En teoría, el suelo de conservación representa un poco menos del 60% de la superficie de Ciudad de México y ha sido designado como tal como un reconocimiento de que la retención de agua es uno de los procesos más útiles para nosotros que puede llevar a cabo ese territorio. Como un reconocimiento de su vocación.

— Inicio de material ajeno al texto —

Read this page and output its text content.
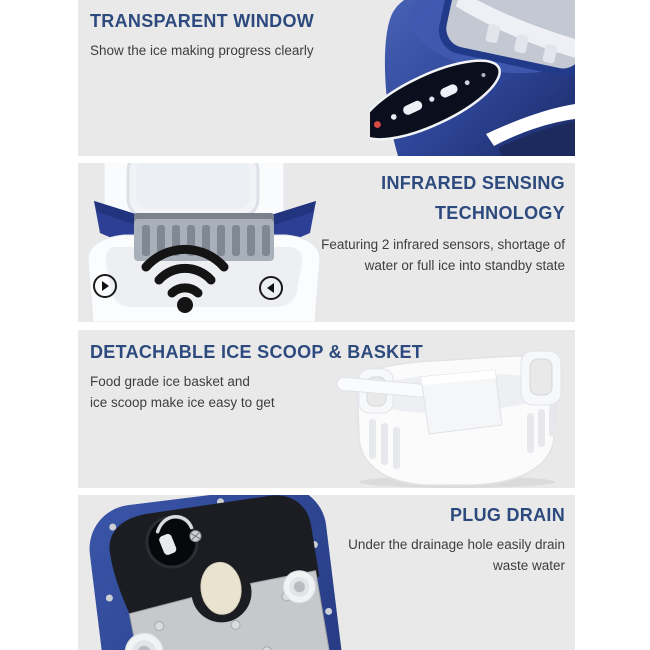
TRANSPARENT WINDOW

Show the ice making progress clearly

INFRARED SENSING
TECHNOLOGY

Featuring 2 infrared sensors, shortage of
water or full ice into standby state

DETACHABLE ICE SCOOP & BASKET

Food grade ice basket and
ice scoop make ice easy to get

PLUG DRAIN

Under the drainage hole easily drain
waste water
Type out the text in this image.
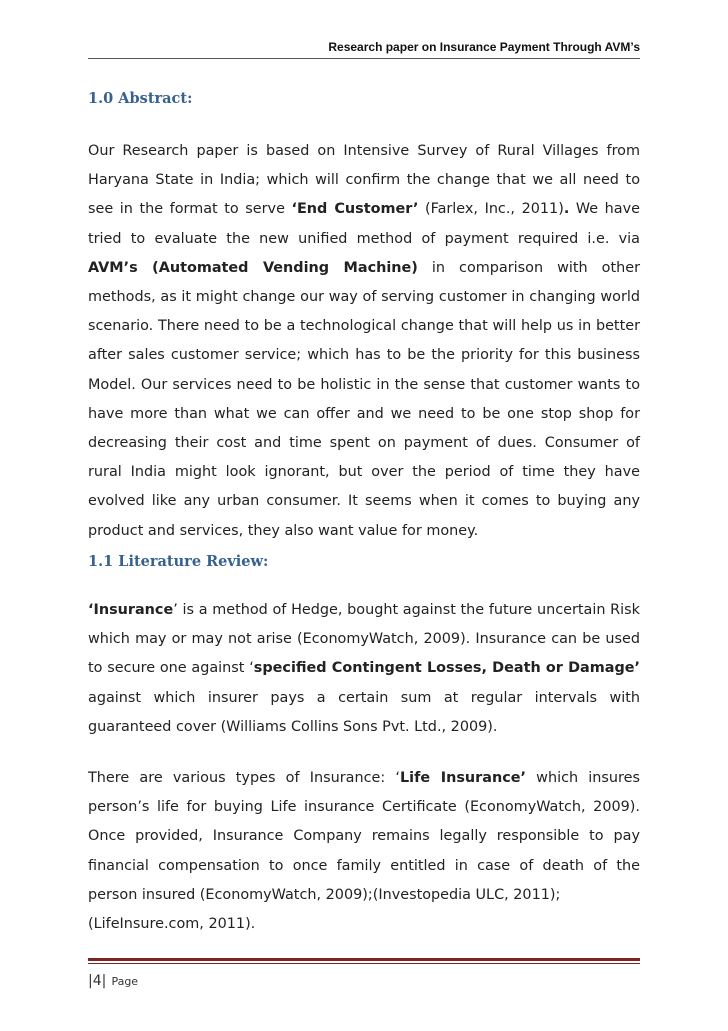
Research paper on Insurance Payment Through AVM’s
1.0 Abstract:

Our Research paper is based on Intensive Survey of Rural Villages from Haryana State in India; which will confirm the change that we all need to see in the format to serve ‘End Customer’ (Farlex, Inc., 2011). We have tried to evaluate the new unified method of payment required i.e. via AVM’s (Automated Vending Machine) in comparison with other methods, as it might change our way of serving customer in changing world scenario. There need to be a technological change that will help us in better after sales customer service; which has to be the priority for this business Model. Our services need to be holistic in the sense that customer wants to have more than what we can offer and we need to be one stop shop for decreasing their cost and time spent on payment of dues. Consumer of rural India might look ignorant, but over the period of time they have evolved like any urban consumer. It seems when it comes to buying any product and services, they also want value for money.

1.1 Literature Review:

‘Insurance’ is a method of Hedge, bought against the future uncertain Risk which may or may not arise (EconomyWatch, 2009). Insurance can be used to secure one against ‘specified Contingent Losses, Death or Damage’ against which insurer pays a certain sum at regular intervals with guaranteed cover (Williams Collins Sons Pvt. Ltd., 2009).

There are various types of Insurance: ‘Life Insurance’ which insures person’s life for buying Life insurance Certificate (EconomyWatch, 2009). Once provided, Insurance Company remains legally responsible to pay financial compensation to once family entitled in case of death of the person insured (EconomyWatch, 2009);(Investopedia ULC, 2011);
(LifeInsure.com, 2011).

|4| Page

Pero esa es la teoría; la realidad es otra. En Ciudad de México, organizaciones sociales, líderes políticos y empresas inmobiliarias han tolerado y fomentado (y lo siguen haciendo) el establecimiento de asentamientos irregulares, a menudo en suelo de conservación. Las razones para estas invasiones son múltiples y muy variadas. Van desde lo siniestro, como la búsqueda de capital político por parte de líderes oportunistas, la búsqueda de lucro económico, como en el caso de empresas inmobiliarias, hasta la atención de un problema absolutamente real: la falta de vivienda de costo accesible. La Procuraduría Ambiental y del Ordenamiento Territorial (PAOT) ha estimado que por cada hectárea de suelo de conservación que se pierde, la ciudad pierde la capacidad de recargar 2.5 millones de litros de agua. En otras palabras, parece sensato aceptar que en ningún caso las invasiones irregulares tienen como propósito dejar sin agua a Ciudad de México; sin embargo, eso es exactamente lo que están logrando. En parte por no entender, o no querer entender, cuál es el mejor uso posible, para la mayor cantidad de gente, del suelo de conservación de Ciudad de México.

  1. Vulnerabilidad al cambio climático

El 21 de octubre de 2005, el huracán Wilma tocó tierra en Quintana Roo, como huracán categoría 5. Este ha sido el segundo huracán más intenso en la historia del hemisferio occidental, sólo después de Patricia (2015). A su paso arrasó con playas, caminos, casas y hoteles, causando daños por más de 2,392 millones de dólares, de acuerdo con la Asociación Mexicana de Instituciones de Seguros. Días más tarde, el 24 de octubre, el mismo huracán tocó tierra en Florida, donde volvió a causar daños, esta vez mucho más costosos que los que causó en México, dado su paso por zonas más densamente pobladas.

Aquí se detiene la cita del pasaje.